The Code provision is a recognition that a trial can continue"Notwithstanding the expiration of the time appointed for theterm to continue," and in case of a trial by the court "untilit is finally submitted for a decision upon the merits."
Although the section of the Code quoted does not expressly provide that a term shall continue after a cause is finally submitted to the court and until a decision thereof, it was not the purpose of the statute to prevent a decision of a cause or question finally submitted to the court even if such term is not formally adjourned to a time beyond that at which a decision or order therein and the resettlement thereof is finally made and signed.
When a term of court is ended for new and further business, it may be deemed continued for the purpose of deciding cases and matters finally submitted to it during its regular and formal sittings. (Schultze v. Huttlinger,
All legislative enactments should be construed in *196 recognition of the practice which is general and long continued of making decisions in matters tried, argued and submitted at Special and Trial Term on the assumption that for the purpose of such decision the Special or Trial Term continues in existence. The order of the Special Term now under consideration was made and signed by the justice before whom the Extraordinary Special Term was regularly held at Schenectady and was entitled in such Special Term. The fact that such justice signed said order when he was not in the court house at Schenectady is not important in view of the fact that the motions were submitted to the court at the place and during the time when it was actually held as such.
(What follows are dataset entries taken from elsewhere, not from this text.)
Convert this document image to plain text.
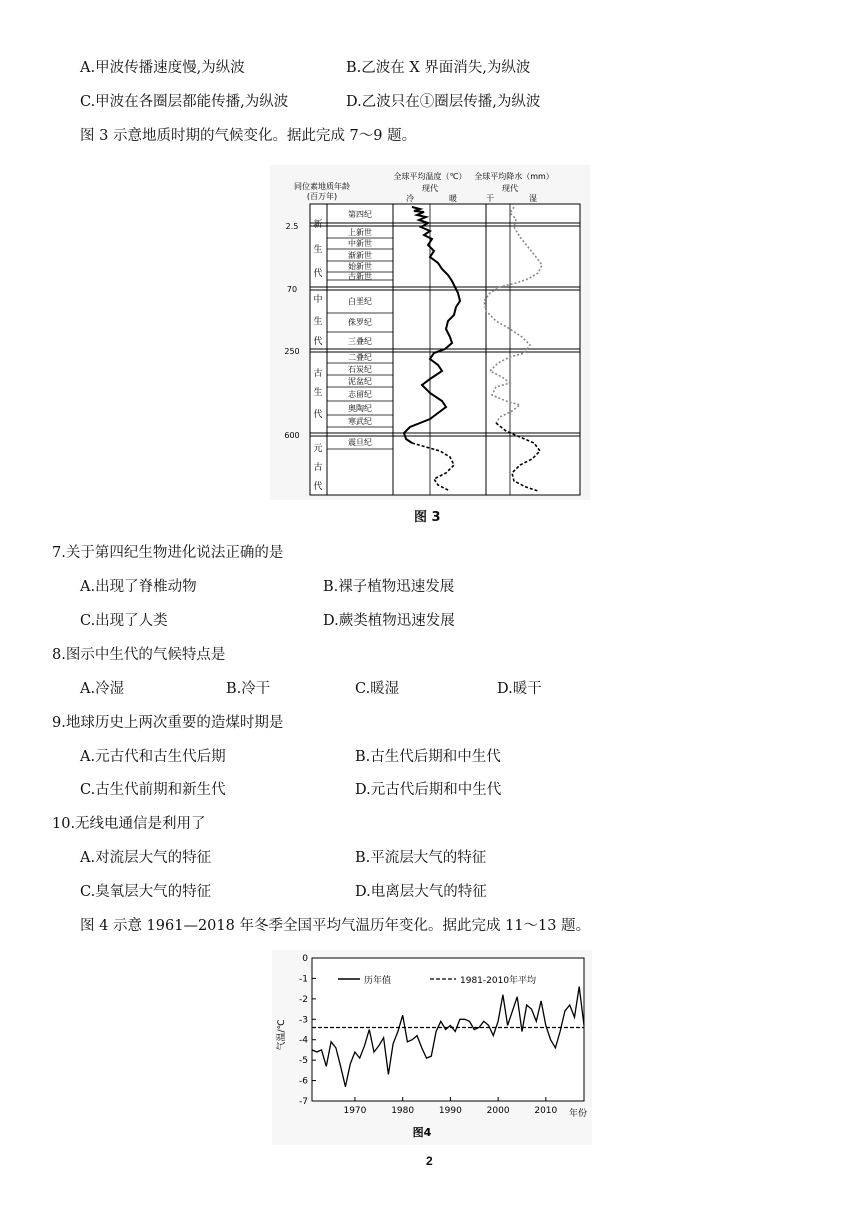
A.甲波传播速度慢,为纵波	B.乙波在 X 界面消失,为纵波
C.甲波在各圈层都能传播,为纵波	D.乙波只在①圈层传播,为纵波
图 3 示意地质时期的气候变化。据此完成 7～9 题。
同位素地质年龄
(百万年)
全球平均温度（℃） 全球平均降水（mm）
现代	现代
冷	暖	干	湿
2.5
70
250
600
新
生
代
中
生
代
古
生
代
元
古
代
第四纪
上新世
中新世
渐新世
始新世
古新世
白垩纪
侏罗纪
三叠纪
二叠纪
石炭纪
泥盆纪
志留纪
奥陶纪
寒武纪
震旦纪
图 3
7.关于第四纪生物进化说法正确的是
A.出现了脊椎动物	B.裸子植物迅速发展
C.出现了人类	D.蕨类植物迅速发展
8.图示中生代的气候特点是
A.冷湿	B.冷干	C.暖湿	D.暖干
9.地球历史上两次重要的造煤时期是
A.元古代和古生代后期	B.古生代后期和中生代
C.古生代前期和新生代	D.元古代后期和中生代
10.无线电通信是利用了
A.对流层大气的特征	B.平流层大气的特征
C.臭氧层大气的特征	D.电离层大气的特征
图 4 示意 1961—2018 年冬季全国平均气温历年变化。据此完成 11～13 题。
0
-1
-2
-3
-4
-5
-6
-7
1970	1980	1990	2000	2010
历年值	1981-2010年平均
气温/℃
年份
图4
2
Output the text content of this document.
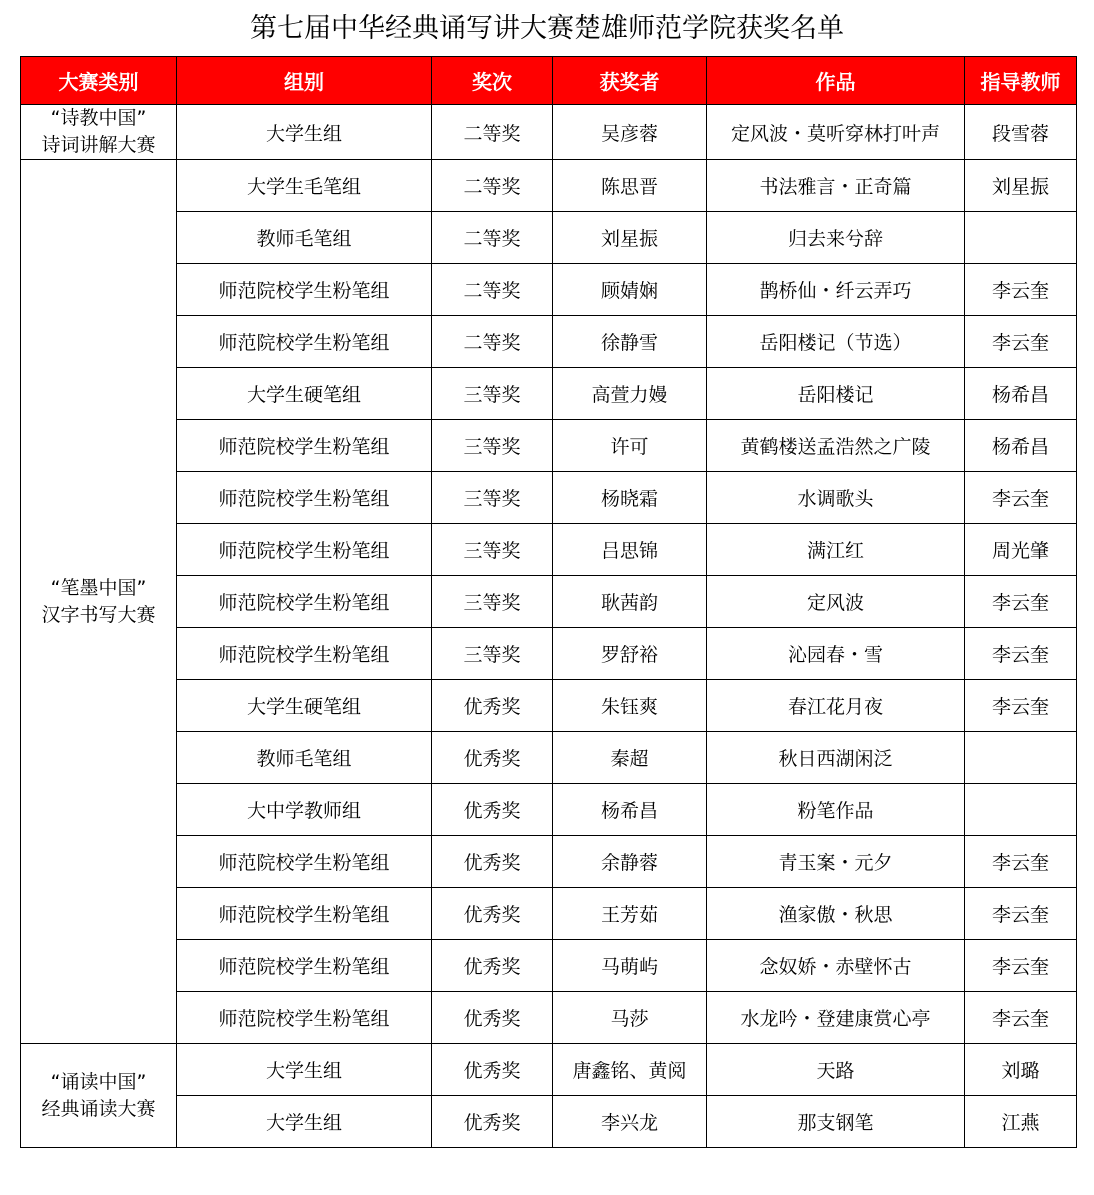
第七届中华经典诵写讲大赛楚雄师范学院获奖名单
大赛类别	组别	奖次	获奖者	作品	指导教师

“诗教中国”
诗词讲解大赛	大学生组	二等奖	吴彦蓉	定风波・莫听穿林打叶声	段雪蓉

“笔墨中国”
汉字书写大赛	大学生毛笔组	二等奖	陈思晋	书法雅言・正奇篇	刘星振
	教师毛笔组	二等奖	刘星振	归去来兮辞	
	师范院校学生粉笔组	二等奖	顾婧娴	鹊桥仙・纤云弄巧	李云奎
	师范院校学生粉笔组	二等奖	徐静雪	岳阳楼记（节选）	李云奎
	大学生硬笔组	三等奖	高萱力嫚	岳阳楼记	杨希昌
	师范院校学生粉笔组	三等奖	许可	黄鹤楼送孟浩然之广陵	杨希昌
	师范院校学生粉笔组	三等奖	杨晓霜	水调歌头	李云奎
	师范院校学生粉笔组	三等奖	吕思锦	满江红	周光肇
	师范院校学生粉笔组	三等奖	耿茜韵	定风波	李云奎
	师范院校学生粉笔组	三等奖	罗舒裕	沁园春・雪	李云奎
	大学生硬笔组	优秀奖	朱钰爽	春江花月夜	李云奎
	教师毛笔组	优秀奖	秦超	秋日西湖闲泛	
	大中学教师组	优秀奖	杨希昌	粉笔作品	
	师范院校学生粉笔组	优秀奖	余静蓉	青玉案・元夕	李云奎
	师范院校学生粉笔组	优秀奖	王芳茹	渔家傲・秋思	李云奎
	师范院校学生粉笔组	优秀奖	马萌屿	念奴娇・赤壁怀古	李云奎
	师范院校学生粉笔组	优秀奖	马莎	水龙吟・登建康赏心亭	李云奎

“诵读中国”
经典诵读大赛	大学生组	优秀奖	唐鑫铭、黄阅	天路	刘璐
	大学生组	优秀奖	李兴龙	那支钢笔	江燕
We are of the opinion that although the Extraordinary Special Term had expired for the purpose of new business, it should be deemed to continue for the purpose of a final decision of the motions submitted at such Extraordinary Special Term on the 16th day of June, 1917.
The order signed July 17, 1917, contained but a partial determination of the questions before the court. The motion was remitted to that court to complete the findings or decision. The remission of the motion to the Special Term was not in any sense a new and independent step in the action. It was a necessary part of the decision of the original motion.
The order of the Appellate Division should be reversed and that of the Special Term denying the motion of the plaintiff to set aside the order of the Special Term held by Justice CLARK should be affirmed, with costs in this court and in the Appellate Division, and the question certified so far as it affects the determination of this appeal is answered in the affirmative.
HISCOCK, Ch. J., HOGAN, CARDOZO, POUND and ANDREWS, JJ., concur; McLAUGHLIN, J., not voting.